Не привел ли здесь органический стимул к пробуждению старых травм от непристойного религиозно-политического китча? Хотя Сакс сознает, что вызванные органическими причинами нарушения, вроде музыкальных галлюцинаций, нагружаются смыслом (почему именно эти песни, а не другие?), все же слишком часто прямые отсылки к органическим причинам приводят к забвению вытесненного травматического измерения.

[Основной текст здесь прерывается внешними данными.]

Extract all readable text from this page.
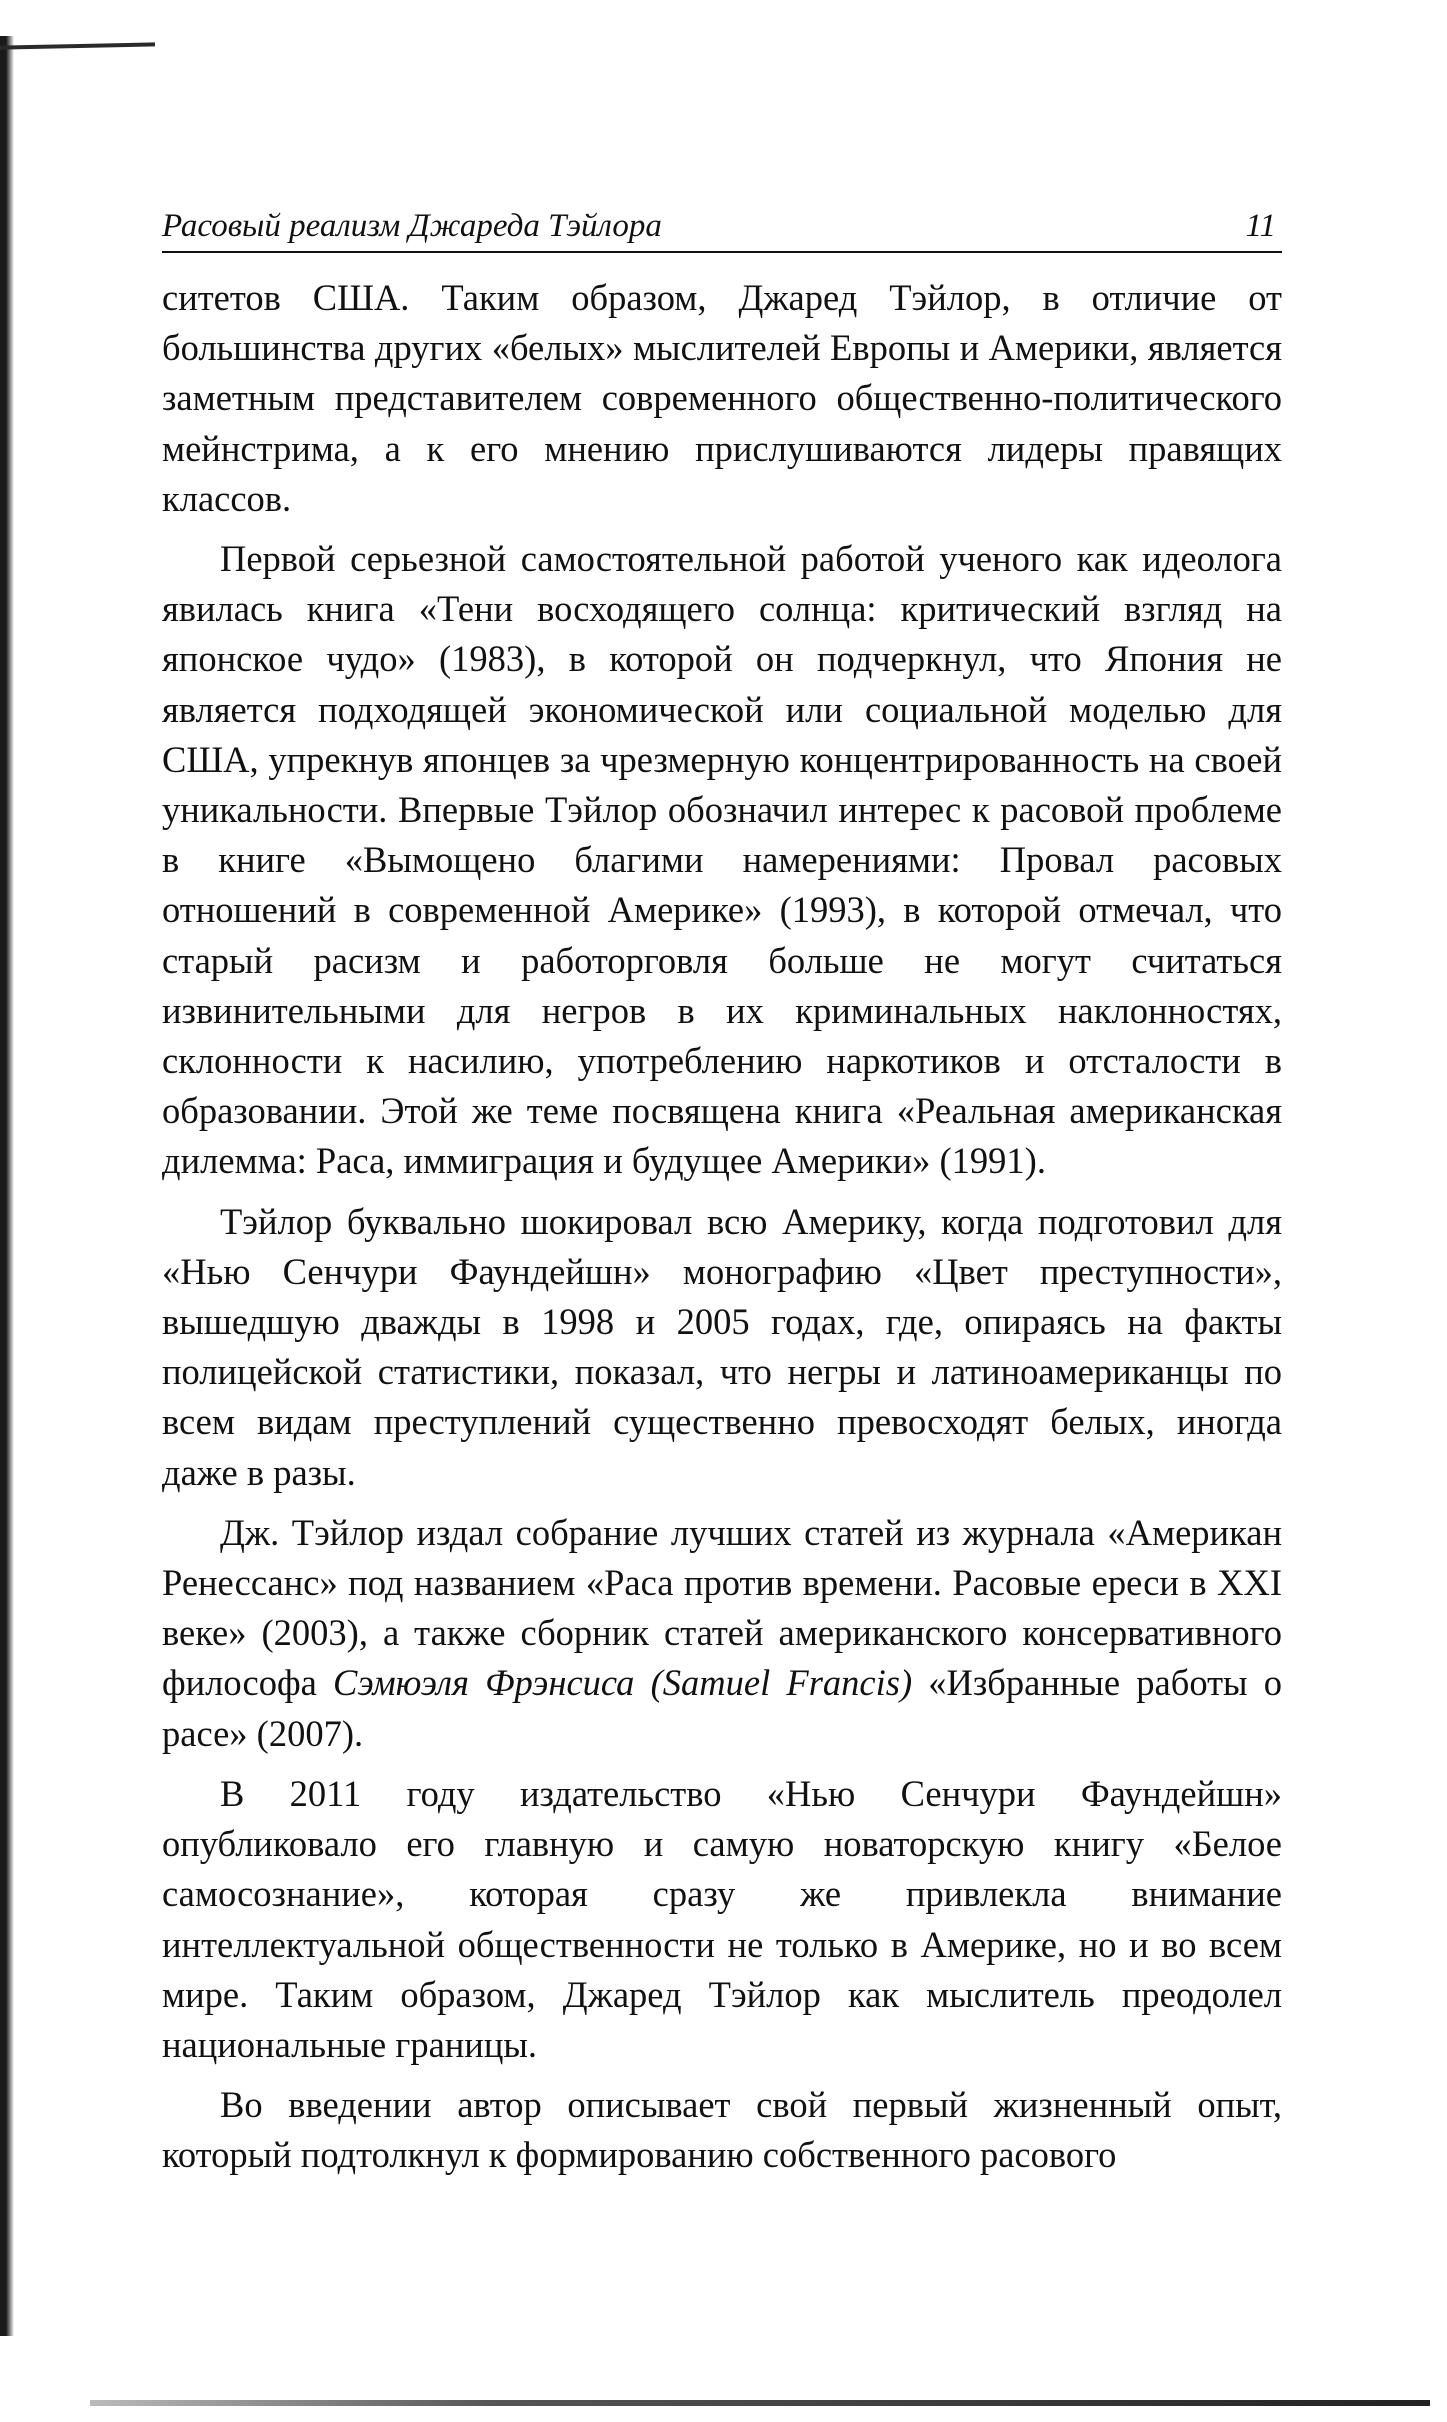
Расовый реализм Джареда Тэйлора	11

ситетов США. Таким образом, Джаред Тэйлор, в отличие от большинства других «белых» мыслителей Европы и Америки, является заметным представителем современного общественно-политического мейнстрима, а к его мнению прислушиваются лидеры правящих классов.

Первой серьезной самостоятельной работой ученого как идеолога явилась книга «Тени восходящего солнца: критический взгляд на японское чудо» (1983), в которой он подчеркнул, что Япония не является подходящей экономической или социальной моделью для США, упрекнув японцев за чрезмерную концентрированность на своей уникальности. Впервые Тэйлор обозначил интерес к расовой проблеме в книге «Вымощено благими намерениями: Провал расовых отношений в современной Америке» (1993), в которой отмечал, что старый расизм и работорговля больше не могут считаться извинительными для негров в их криминальных наклонностях, склонности к насилию, употреблению наркотиков и отсталости в образовании. Этой же теме посвящена книга «Реальная американская дилемма: Раса, иммиграция и будущее Америки» (1991).

Тэйлор буквально шокировал всю Америку, когда подготовил для «Нью Сенчури Фаундейшн» монографию «Цвет преступности», вышедшую дважды в 1998 и 2005 годах, где, опираясь на факты полицейской статистики, показал, что негры и латиноамериканцы по всем видам преступлений существенно превосходят белых, иногда даже в разы.

Дж. Тэйлор издал собрание лучших статей из журнала «Американ Ренессанс» под названием «Раса против времени. Расовые ереси в XXI веке» (2003), а также сборник статей американского консервативного философа Сэмюэля Фрэнсиса (Samuel Francis) «Избранные работы о расе» (2007).

В 2011 году издательство «Нью Сенчури Фаундейшн» опубликовало его главную и самую новаторскую книгу «Белое самосознание», которая сразу же привлекла внимание интеллектуальной общественности не только в Америке, но и во всем мире. Таким образом, Джаред Тэйлор как мыслитель преодолел национальные границы.

Во введении автор описывает свой первый жизненный опыт, который подтолкнул к формированию собственного расового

Кроме того, даже с действительными террористическими нападениями не следует спешить, объявляя их фантазматические отголоски причиной их травматического воздействия. Когда мы слышим, что бомбардировки 11 сентября были совершенно неожиданным потрясением, что случилось невообразимое Невозможное, следует вспомнить другую определяющую катастрофу начала XX века — «Титаник»: он тоже был потрясением, но пространство для него уже было подготовлено идеологическим фантазированием, поскольку «Титаник» был символом мощи промышленной цивилизации XIX столетия. Нельзя ли сказать того же самого и об этих бомбардировках? Медиа не только постоянно бомбардируют нас рассуждениями о террористической угрозе; эта угроза также явно была либидинально нагружена — вспомним череду фильмов от «Побега из Нью-Йорка» до «Дня независимости». Этим и объясняется часто упоминаемая связь между этими нападениями и голливудскими фильмами-катастрофами: немыслимое, которое было объектом фантазии, случилось, поэтому в каком-то смысле Америка получило то, о чем фантазировала, и это оказалось большой неожиданностью.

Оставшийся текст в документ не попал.